Interstellar dust clouds
This theory is the most controversial. For some scientists, when the solar system passes through an interstellar cloud of dust, some of the light energy is absorbed; this affects the amount of heat that reaches Earth and thus on climate.
Movement of continents to the poles
To understand the influence of the movements of continents, we must first know that ocean currents have a major influence on climate change, the continents have actually no direct influence on the climate but allow, by moving, the formation or stopping of ocean currents.

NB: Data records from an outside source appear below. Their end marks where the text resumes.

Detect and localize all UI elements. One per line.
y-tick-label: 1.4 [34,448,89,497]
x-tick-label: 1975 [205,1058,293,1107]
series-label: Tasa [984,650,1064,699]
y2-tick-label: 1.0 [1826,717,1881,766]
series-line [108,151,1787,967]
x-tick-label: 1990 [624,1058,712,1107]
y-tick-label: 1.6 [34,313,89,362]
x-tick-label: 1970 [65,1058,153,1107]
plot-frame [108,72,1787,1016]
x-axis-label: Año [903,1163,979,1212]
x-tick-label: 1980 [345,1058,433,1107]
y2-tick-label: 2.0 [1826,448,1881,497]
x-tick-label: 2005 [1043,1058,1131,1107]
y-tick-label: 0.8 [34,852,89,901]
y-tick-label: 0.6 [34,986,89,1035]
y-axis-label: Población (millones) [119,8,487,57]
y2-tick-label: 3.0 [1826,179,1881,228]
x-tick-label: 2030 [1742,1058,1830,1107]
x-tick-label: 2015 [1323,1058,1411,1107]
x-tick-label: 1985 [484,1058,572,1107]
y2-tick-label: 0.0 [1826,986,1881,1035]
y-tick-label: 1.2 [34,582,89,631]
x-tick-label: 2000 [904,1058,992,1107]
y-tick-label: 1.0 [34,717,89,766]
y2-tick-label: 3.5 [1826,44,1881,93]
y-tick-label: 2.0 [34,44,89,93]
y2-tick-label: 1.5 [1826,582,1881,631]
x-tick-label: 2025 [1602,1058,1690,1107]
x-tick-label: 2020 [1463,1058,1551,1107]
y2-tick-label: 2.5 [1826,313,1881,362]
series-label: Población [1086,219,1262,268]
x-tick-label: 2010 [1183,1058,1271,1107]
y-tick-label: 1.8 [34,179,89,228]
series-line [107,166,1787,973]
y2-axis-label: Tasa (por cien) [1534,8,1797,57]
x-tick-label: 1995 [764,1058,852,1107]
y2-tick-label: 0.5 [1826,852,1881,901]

The example of the Antarctic before the breakup of the Gondwana super-continent, the Antarctic climate was hot and humid; from Australia, Africa and South America have migrated to north, the various straits were opened and a circular ocean current (called Circumpolar Current) began. In some time, the climate changed to meet current one with a huge ice cap that fell into place on the Antarctic continent, despite its aridity (the driest area in the world), but all the snow accumulates floor, because at -45 °C average, the sublimation pressure is negligible; Ablation is due to the wind and calving glaciers on coasts. On the other hand, the ocean “treadmill” rotates approximately 2.000 years. If the thermohaline circulation were to be interrupted, the climate would be significantly disrupted.
The two computer models of climates (US and European) give fairly similar results but are largely dependent on human factors.
The gaseous emissions from volcanoes have two opposite effects: aerosols (SO2 and dust) obscure the atmosphere, increasing rainfall and cool climate; in a second time, the large amounts of emitted greenhouse gases cause a greenhouse effect. The greenhouse effect has the consequence, as the climate in a greenhouse, to amplify the temperature differences: if there is the sun, the heat is retained and reflected, if there is no sun, heat enters harder and therefore it is colder. The majority of species extinctions of the past seems to be due to a sudden climate change.
The fall of the Chicxulub meteorite is often cited as the underlying cause of the collapse of biodiversity in the late Jurassic, but it seems (Courtillot 2004) that volcanic eruptions (induced or independent of meteoritic impact) that have left traps (in the Deccan, India) have the most gigantic drastically disrupted the climate for hundreds of years at a rate exceeding the rate of possible evolutionary adaptations of species. In particular, the crisis of the Siberian traps is associated with the slaughter of the Permian. Significant and measurable disruptions following the eruption of Pinatubo (1991) and from 1783 to 1784, that of Lakagígar (Icelandic eruption cloud which left a mark in European mortality records (Courtillot, 2005)). In 1815, the eruption of Tambora also had global climate consequences, with strong disturbances in 1816.